Autoimmune diseases can affect any part of the body making identifying symptoms and treatment difficult. Many of these chronic diseases severely limit a patient’s healthy lifespan and for many, there is no cure.
Experts at the UPMC Immune Transplant and Therapy Center are exploring how the body’s own cells can be mobilized to fight various autoimmune disease, including:
- Systemic sclerosis (scleroderma) – An autoimmune disease of the connective tissue that causes skin thickening and lung disease
- Crohn’s Disease – A chronic inflammatory bowel disease that causes inflammation, ulcers, and bleeding in the digestive tract
Autologous Stem Cell Transplant for Autoimmune Diseases
At UPMC, our experts are conducting clinical trials to explore the use of autologous stem cell transplant along with CD34 selected-peripheral blood stem cells (PBSC) to treat patients with certain autoimmune diseases.
Through stem cell mobilization and conditioning, stems cells from a patient’s bone marrow are transferred to the blood stream and then collected for transplantation.
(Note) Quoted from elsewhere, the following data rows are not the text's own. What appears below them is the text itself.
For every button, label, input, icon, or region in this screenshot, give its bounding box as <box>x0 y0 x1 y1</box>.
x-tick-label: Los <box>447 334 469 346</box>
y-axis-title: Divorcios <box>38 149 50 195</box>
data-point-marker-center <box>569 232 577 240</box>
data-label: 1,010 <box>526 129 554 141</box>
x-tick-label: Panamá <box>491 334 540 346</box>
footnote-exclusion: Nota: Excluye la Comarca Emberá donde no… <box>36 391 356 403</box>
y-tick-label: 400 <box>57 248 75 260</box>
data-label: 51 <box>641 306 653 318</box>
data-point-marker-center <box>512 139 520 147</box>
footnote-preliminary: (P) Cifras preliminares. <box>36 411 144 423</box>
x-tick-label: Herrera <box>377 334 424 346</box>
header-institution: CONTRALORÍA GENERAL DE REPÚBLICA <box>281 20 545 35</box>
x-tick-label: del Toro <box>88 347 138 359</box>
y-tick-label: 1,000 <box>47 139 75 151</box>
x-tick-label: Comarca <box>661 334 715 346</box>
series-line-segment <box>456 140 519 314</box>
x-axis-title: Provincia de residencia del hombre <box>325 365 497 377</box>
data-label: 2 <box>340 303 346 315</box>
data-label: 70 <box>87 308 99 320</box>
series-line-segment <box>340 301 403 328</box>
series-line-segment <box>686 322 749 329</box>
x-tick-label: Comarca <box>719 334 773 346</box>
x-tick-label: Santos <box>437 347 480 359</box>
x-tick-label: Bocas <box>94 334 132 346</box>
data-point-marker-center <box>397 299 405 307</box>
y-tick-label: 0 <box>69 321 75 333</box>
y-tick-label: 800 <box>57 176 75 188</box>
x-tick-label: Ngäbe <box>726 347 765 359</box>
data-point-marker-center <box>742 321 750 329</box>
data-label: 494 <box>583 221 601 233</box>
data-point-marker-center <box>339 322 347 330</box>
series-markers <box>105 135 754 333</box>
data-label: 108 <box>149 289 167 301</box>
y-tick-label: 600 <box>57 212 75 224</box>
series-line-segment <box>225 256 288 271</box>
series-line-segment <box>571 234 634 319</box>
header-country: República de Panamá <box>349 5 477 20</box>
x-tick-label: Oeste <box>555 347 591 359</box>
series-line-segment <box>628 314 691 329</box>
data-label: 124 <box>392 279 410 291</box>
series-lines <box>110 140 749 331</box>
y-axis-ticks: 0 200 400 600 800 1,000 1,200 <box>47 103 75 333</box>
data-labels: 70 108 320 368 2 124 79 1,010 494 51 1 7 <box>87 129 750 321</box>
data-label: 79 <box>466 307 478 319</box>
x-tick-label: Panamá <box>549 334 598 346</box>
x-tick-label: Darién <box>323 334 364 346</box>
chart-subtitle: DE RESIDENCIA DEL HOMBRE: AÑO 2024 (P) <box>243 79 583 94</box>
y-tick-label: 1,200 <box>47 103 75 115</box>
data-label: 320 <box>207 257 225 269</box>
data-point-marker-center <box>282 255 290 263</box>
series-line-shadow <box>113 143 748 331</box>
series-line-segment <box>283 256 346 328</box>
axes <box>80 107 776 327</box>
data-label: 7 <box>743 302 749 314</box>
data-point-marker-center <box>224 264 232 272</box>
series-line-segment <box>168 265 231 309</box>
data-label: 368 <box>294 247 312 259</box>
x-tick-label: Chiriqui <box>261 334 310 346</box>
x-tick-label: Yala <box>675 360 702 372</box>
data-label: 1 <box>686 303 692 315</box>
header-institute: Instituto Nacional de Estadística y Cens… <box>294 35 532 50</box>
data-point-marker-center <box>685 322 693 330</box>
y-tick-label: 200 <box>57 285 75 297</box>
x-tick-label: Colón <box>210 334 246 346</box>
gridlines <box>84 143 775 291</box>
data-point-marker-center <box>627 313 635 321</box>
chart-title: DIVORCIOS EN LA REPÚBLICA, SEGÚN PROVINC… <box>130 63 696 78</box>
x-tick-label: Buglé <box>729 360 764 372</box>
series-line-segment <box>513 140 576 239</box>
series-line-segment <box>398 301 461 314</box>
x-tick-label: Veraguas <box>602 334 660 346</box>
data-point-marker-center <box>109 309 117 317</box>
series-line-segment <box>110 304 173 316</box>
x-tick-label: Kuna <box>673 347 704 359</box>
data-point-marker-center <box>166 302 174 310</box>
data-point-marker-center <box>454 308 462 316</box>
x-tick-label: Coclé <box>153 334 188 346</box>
Before the stem cells are transplanted, they are sent through a process called CD34 to remove potentially autoreactive lymphocytes.
During an autologous stem cell transplant, the unhealthy stem cells in the blood and bone marrow are replaced by the patient’s own CD34 selected stem cells. Following this process, the normal and healthy immune system will reconstruct without the regeneration of the autoimmune disease.
At the UPMC Immune Transplant and Therapy Center, we are currently exploring autologous stem cell transplant for systemic sclerosis (scleroderma) and Crohn’s disease.